One could argue that the last line is implied by the previous, but the sentiment’s short, declarative nature effects a coarser, and thus a more true sense of closure. There’s no pathetic fallacy here, just “you” and the hard-hearted revelation of the world’s indifference, however beautiful that world may be.

Word Comix also showcases many of the gritty personae poems we’ve come to expect from Smith, talky sketches from men who’ve been left in the lurch by circumstance— “stranded down South America way, / drunk laid out / among Indian borrachos”—but still egg-headed enough to carry around works by Kafka and Henry Miller, or to invoke Desdemona and Shoney’s Big Boy in the same breath. I have often wondered how some of Smith’s poems would sound behind the chords of Steve Earle or the late Townes Van Zandt.

In one of the most direct and sustaining pieces in Word Comix, “The Greeks,” a man, sympathizing with his own “lack of advancement,” seems to talk inwardly rather than outwardly to the reader. The swagger that fills many of these poems is muted; the man’s posture, stooped. There is aggression here:

I remember waking up
after midnight thinking she’s such a Nazi about the damn covers.
Wanting out, going into the bathroom to argue with myself,
nearly stupefied with regret that I’d ever married her.

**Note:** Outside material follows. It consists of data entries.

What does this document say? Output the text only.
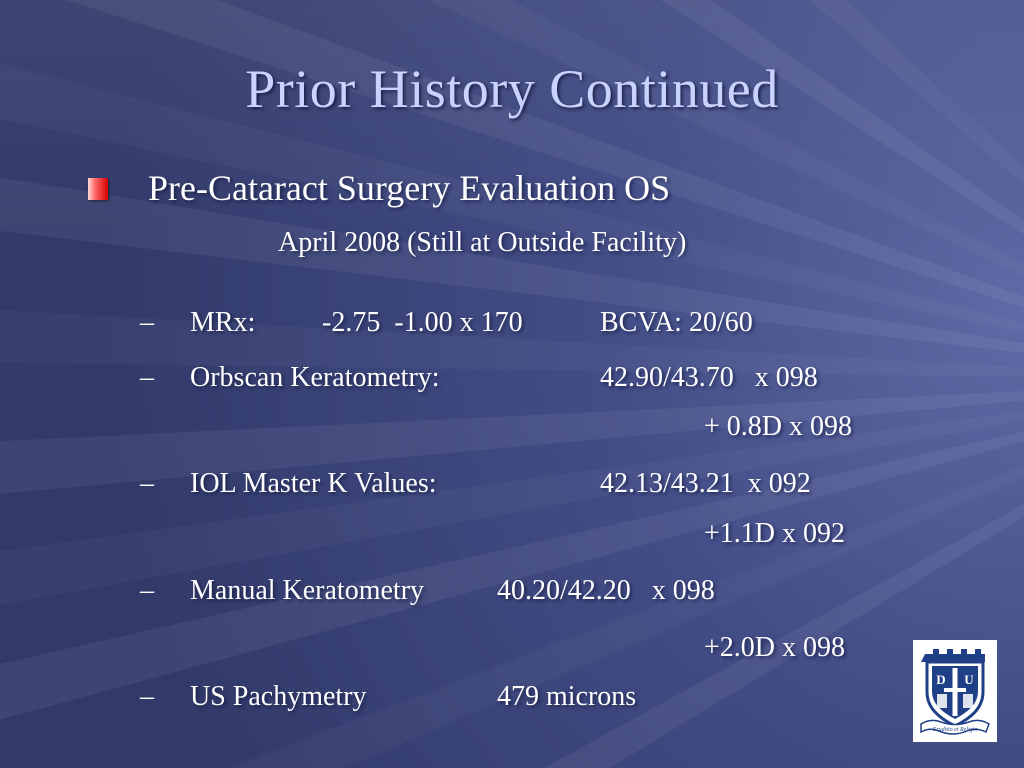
Prior History Continued
Pre-Cataract Surgery Evaluation OS
April 2008 (Still at Outside Facility)
– MRx: -2.75  -1.00 x 170	BCVA: 20/60
– Orbscan Keratometry:	42.90/43.70   x 098
+ 0.8D x 098
– IOL Master K Values:	42.13/43.21  x 092
+1.1D x 092
– Manual Keratometry	40.20/42.20   x 098
+2.0D x 098
– US Pachymetry	479 microns
D U
Eruditio et Religio
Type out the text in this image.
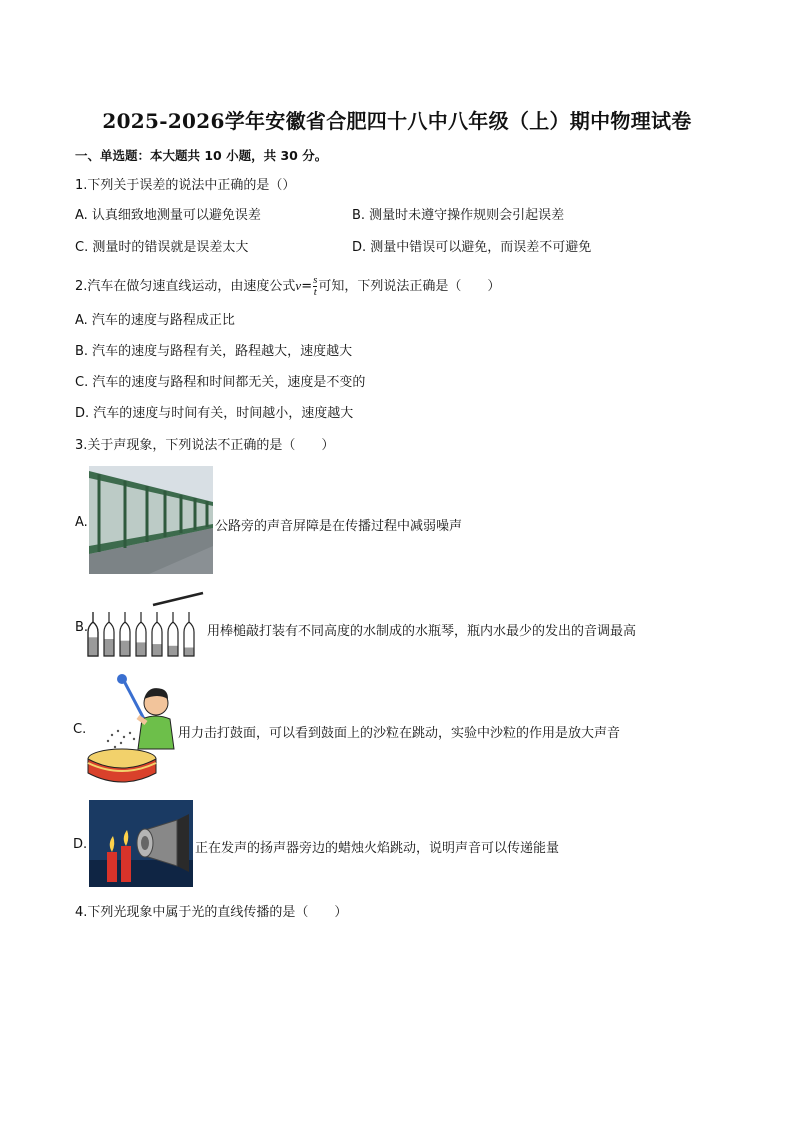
2025-2026学年安徽省合肥四十八中八年级（上）期中物理试卷
一、单选题：本大题共 10 小题，共 30 分。
1.下列关于误差的说法中正确的是（）
A. 认真细致地测量可以避免误差	B. 测量时未遵守操作规则会引起误差
C. 测量时的错误就是误差太大	D. 测量中错误可以避免，而误差不可避免
2.汽车在做匀速直线运动，由速度公式$v= \frac{s}{t}$ 可知，下列说法正确是（　　）
A. 汽车的速度与路程成正比
B. 汽车的速度与路程有关，路程越大，速度越大
C. 汽车的速度与路程和时间都无关，速度是不变的
D. 汽车的速度与时间有关，时间越小，速度越大
3.关于声现象，下列说法不正确的是（　　）
A.	公路旁的声音屏障是在传播过程中减弱噪声
B.	用棒槌敲打装有不同高度的水制成的水瓶琴，瓶内水最少的发出的音调最高
C.	用力击打鼓面，可以看到鼓面上的沙粒在跳动，实验中沙粒的作用是放大声音
D.	正在发声的扬声器旁边的蜡烛火焰跳动，说明声音可以传递能量
4.下列光现象中属于光的直线传播的是（　　）
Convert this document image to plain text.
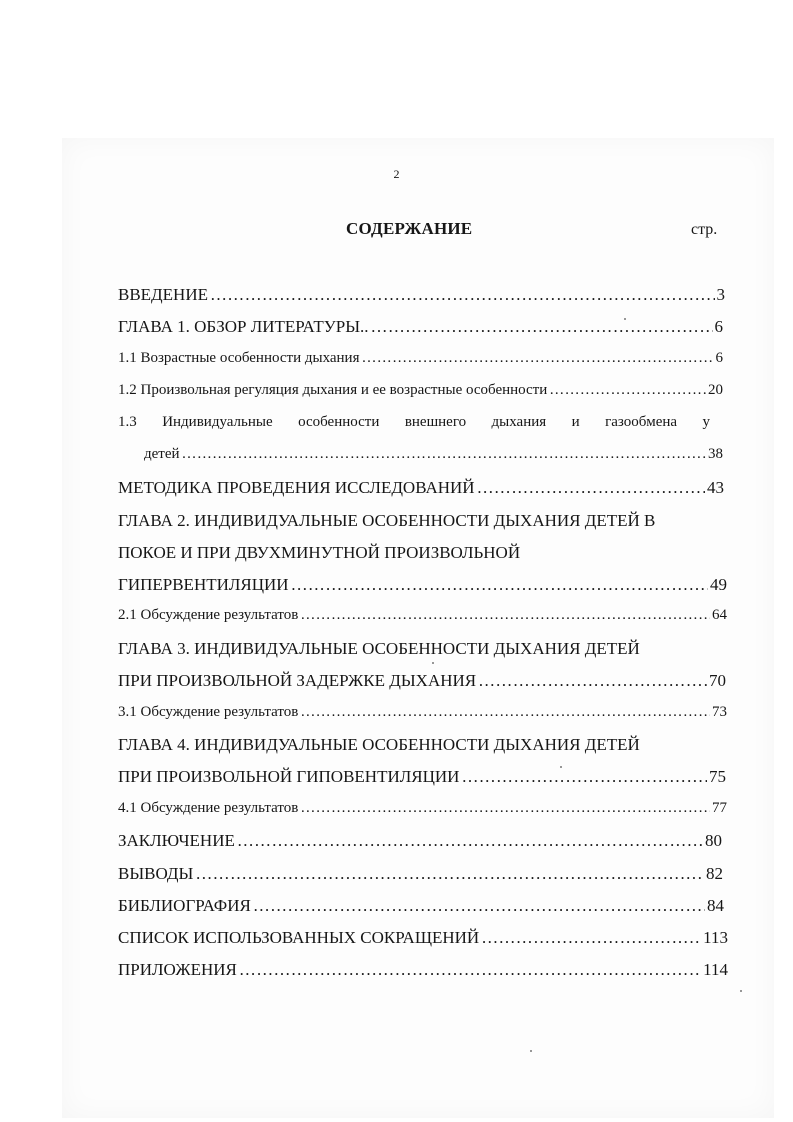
2
СОДЕРЖАНИЕ	стр.
ВВЕДЕНИЕ …………………………………………………………………………………………………………………………………	3
ГЛАВА 1. ОБЗОР ЛИТЕРАТУРЫ.. …………………………………………………………………………………………………………………………………	6
1.1 Возрастные особенности дыхания …………………………………………………………………………………………………………………………………	6
1.2 Произвольная регуляция дыхания и ее возрастные особенности …………………………………………………………………………………………………………………………………	20
1.3 Индивидуальные особенности внешнего дыхания и газообмена у
детей …………………………………………………………………………………………………………………………………	38
МЕТОДИКА ПРОВЕДЕНИЯ ИССЛЕДОВАНИЙ …………………………………………………………………………………………………………………………………	43
ГЛАВА 2. ИНДИВИДУАЛЬНЫЕ ОСОБЕННОСТИ ДЫХАНИЯ ДЕТЕЙ В
ПОКОЕ И ПРИ ДВУХМИНУТНОЙ ПРОИЗВОЛЬНОЙ
ГИПЕРВЕНТИЛЯЦИИ …………………………………………………………………………………………………………………………………	49
2.1 Обсуждение результатов …………………………………………………………………………………………………………………………………	64
ГЛАВА 3. ИНДИВИДУАЛЬНЫЕ ОСОБЕННОСТИ ДЫХАНИЯ ДЕТЕЙ
ПРИ ПРОИЗВОЛЬНОЙ ЗАДЕРЖКЕ ДЫХАНИЯ …………………………………………………………………………………………………………………………………	70
3.1 Обсуждение результатов …………………………………………………………………………………………………………………………………	73
ГЛАВА 4. ИНДИВИДУАЛЬНЫЕ ОСОБЕННОСТИ ДЫХАНИЯ ДЕТЕЙ
ПРИ ПРОИЗВОЛЬНОЙ ГИПОВЕНТИЛЯЦИИ …………………………………………………………………………………………………………………………………	75
4.1 Обсуждение результатов …………………………………………………………………………………………………………………………………	77
ЗАКЛЮЧЕНИЕ …………………………………………………………………………………………………………………………………	80
ВЫВОДЫ …………………………………………………………………………………………………………………………………	82
БИБЛИОГРАФИЯ …………………………………………………………………………………………………………………………………	84
СПИСОК ИСПОЛЬЗОВАННЫХ СОКРАЩЕНИЙ …………………………………………………………………………………………………………………………………	113
ПРИЛОЖЕНИЯ …………………………………………………………………………………………………………………………………	114
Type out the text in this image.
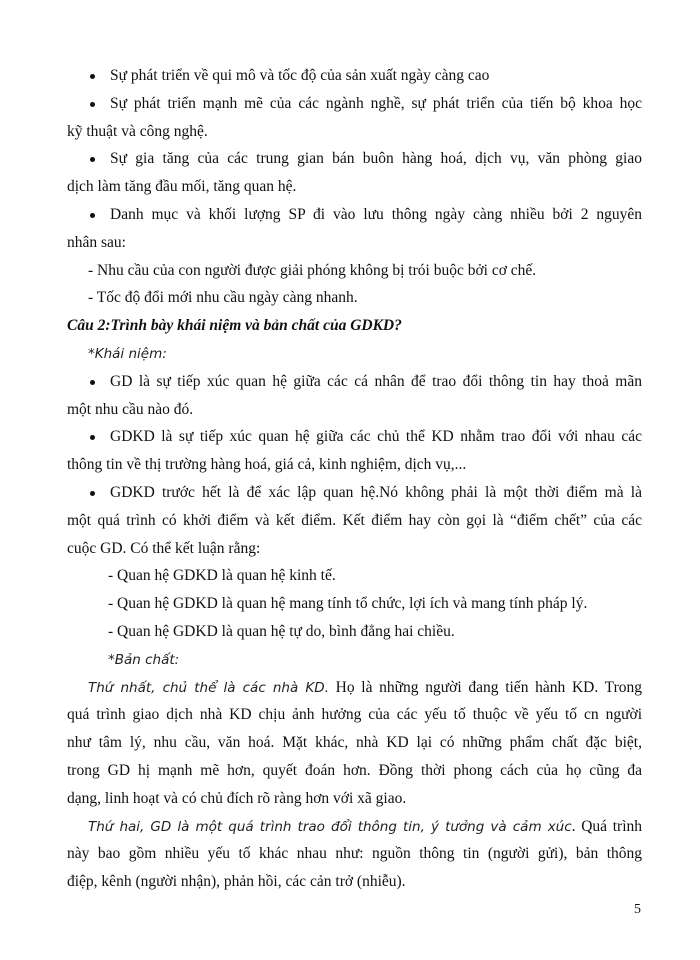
Sự phát triển về qui mô và tốc độ của sản xuất ngày càng cao
Sự phát triển mạnh mẽ của các ngành nghề, sự phát triển của tiến bộ khoa học
kỹ thuật và công nghệ.
Sự gia tăng của các trung gian bán buôn hàng hoá, dịch vụ, văn phòng giao
dịch làm tăng đầu mối, tăng quan hệ.
Danh mục và khối lượng SP đi vào lưu thông ngày càng nhiều bởi 2 nguyên
nhân sau:
- Nhu cầu của con người được giải phóng không bị trói buộc bởi cơ chế.
- Tốc độ đổi mới nhu cầu ngày càng nhanh.
Câu 2:Trình bày khái niệm và bản chất của GDKD?
*Khái niệm:
GD là sự tiếp xúc quan hệ giữa các cá nhân để trao đổi thông tin hay thoả mãn
một nhu cầu nào đó.
GDKD là sự tiếp xúc quan hệ giữa các chủ thể KD nhằm trao đổi với nhau các
thông tin về thị trường hàng hoá, giá cả, kinh nghiệm, dịch vụ,...
GDKD trước hết là để xác lập quan hệ.Nó không phải là một thời điểm mà là
một quá trình có khởi điểm và kết điểm. Kết điểm hay còn gọi là “điểm chết” của các
cuộc GD. Có thể kết luận rằng:
- Quan hệ GDKD là quan hệ kinh tế.
- Quan hệ GDKD là quan hệ mang tính tổ chức, lợi ích và mang tính pháp lý.
- Quan hệ GDKD là quan hệ tự do, bình đẳng hai chiều.
*Bản chất:
Thứ nhất, chủ thể là các nhà KD. Họ là những người đang tiến hành KD. Trong
quá trình giao dịch nhà KD chịu ảnh hưởng của các yếu tố thuộc về yếu tố cn người
như tâm lý, nhu cầu, văn hoá. Mặt khác, nhà KD lại có những phẩm chất đặc biệt,
trong GD hị mạnh mẽ hơn, quyết đoán hơn. Đồng thời phong cách của họ cũng đa
dạng, linh hoạt và có chủ đích rõ ràng hơn với xã giao.
Thứ hai, GD là một quá trình trao đổi thông tin, ý tưởng và cảm xúc. Quá trình
này bao gồm nhiều yếu tố khác nhau như: nguồn thông tin (người gửi), bản thông
điệp, kênh (người nhận), phản hồi, các cản trở (nhiễu).
5
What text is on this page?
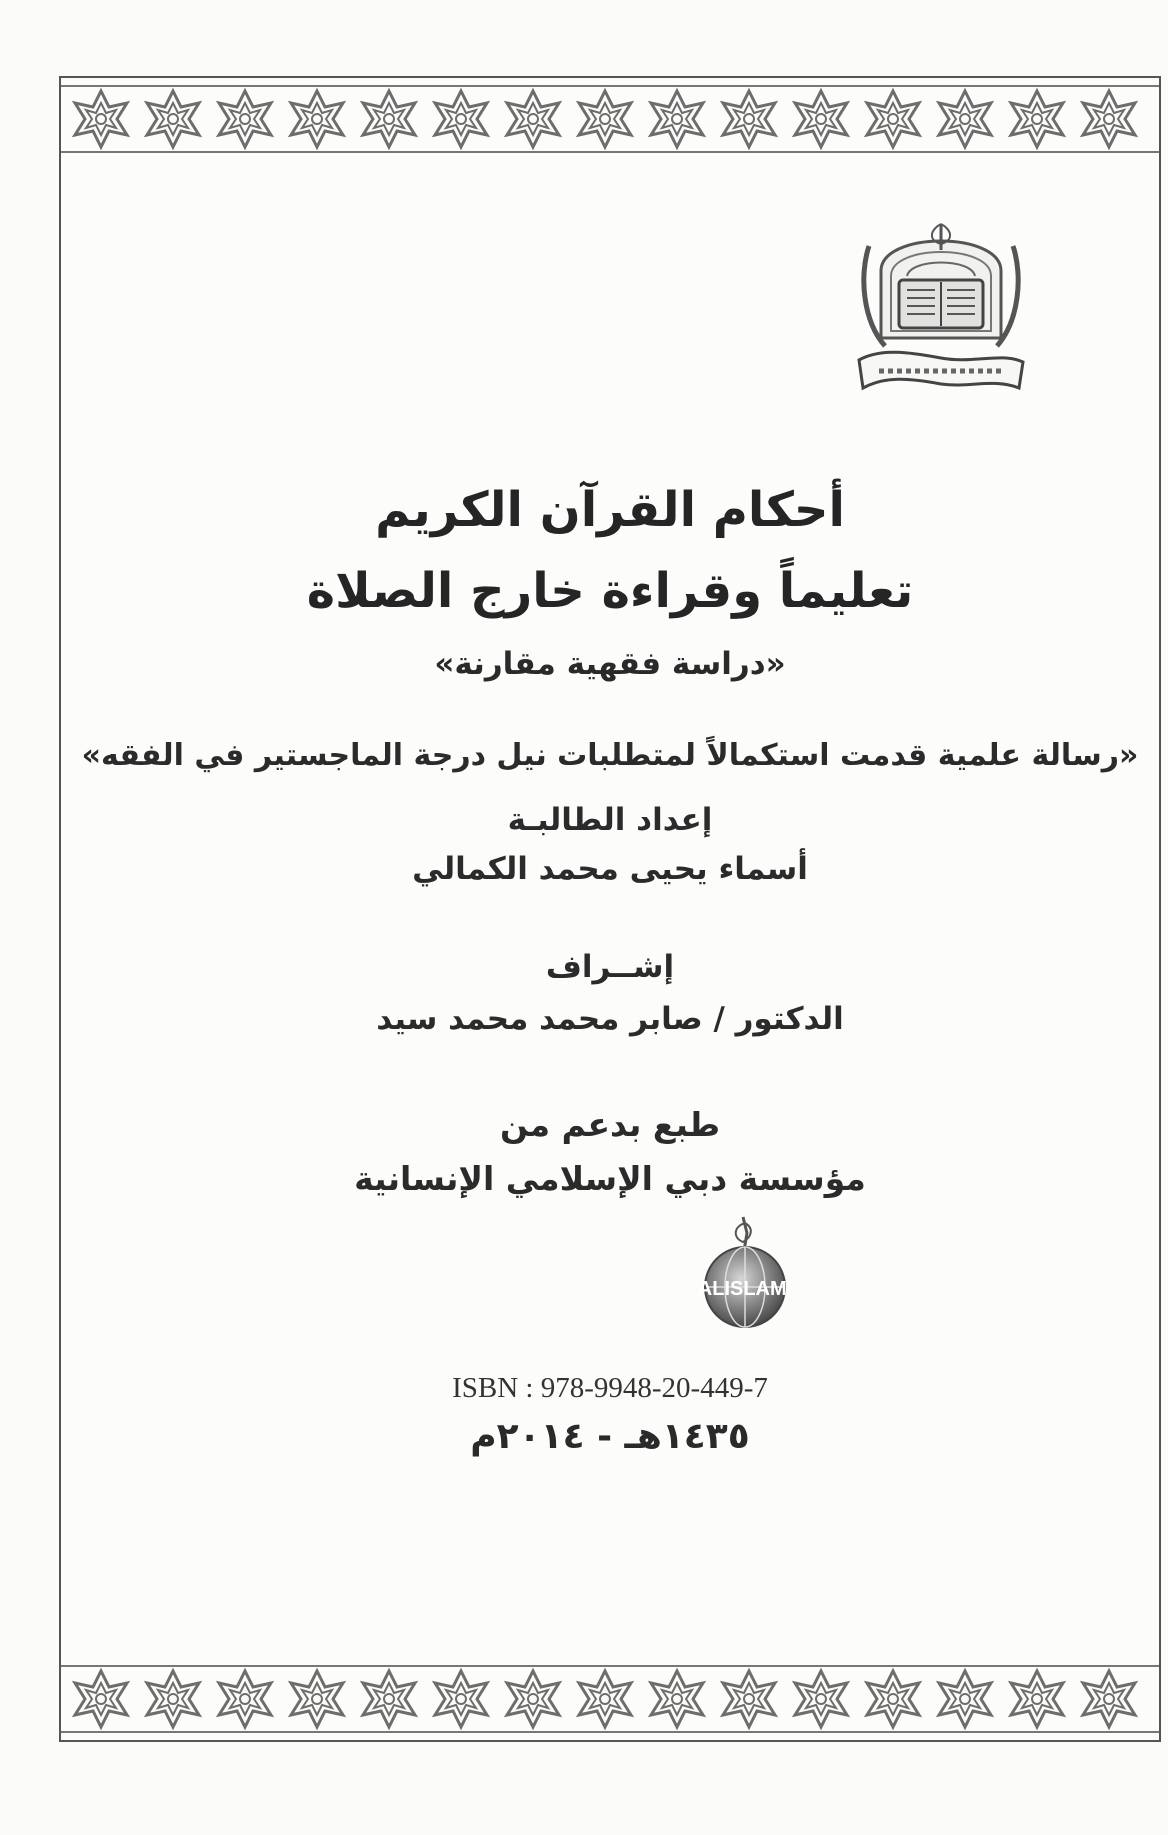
أحكام القرآن الكريم
تعليماً وقراءة خارج الصلاة
«دراسة فقهية مقارنة»
«رسالة علمية قدمت استكمالاً لمتطلبات نيل درجة الماجستير في الفقه»
إعداد الطالبـة
أسماء يحيى محمد الكمالي
إشــراف
الدكتور / صابر محمد محمد سيد
طبع بدعم من
مؤسسة دبي الإسلامي الإنسانية
ALISLAMI
ISBN : 978-9948-20-449-7
١٤٣٥هـ - ٢٠١٤م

But there’s a refreshing transparency as well, so that the narrator’s thoughts and observations—a young woman in a coffee bar, a “bleating” homeless man, the fact that we’re all “a bunch of Greeks the gods have turned their faces from”—become less shaded by delivery and more moving. This brown study culminates in a striking metaphor of speculative emptiness:

Just now I’m thinking of old drunks, how their faces look doubled in size,
or the head shrunk, the skull back of the eyes,
brows tufty and separated by deep lines,
mouth slightly agape, lips slathered with a
purpose that’s nearly faded out, the space between them shadowy
as if they’ve taken a small bite out of the dark
and hold it in their mouths, waiting for a drink to wash it down.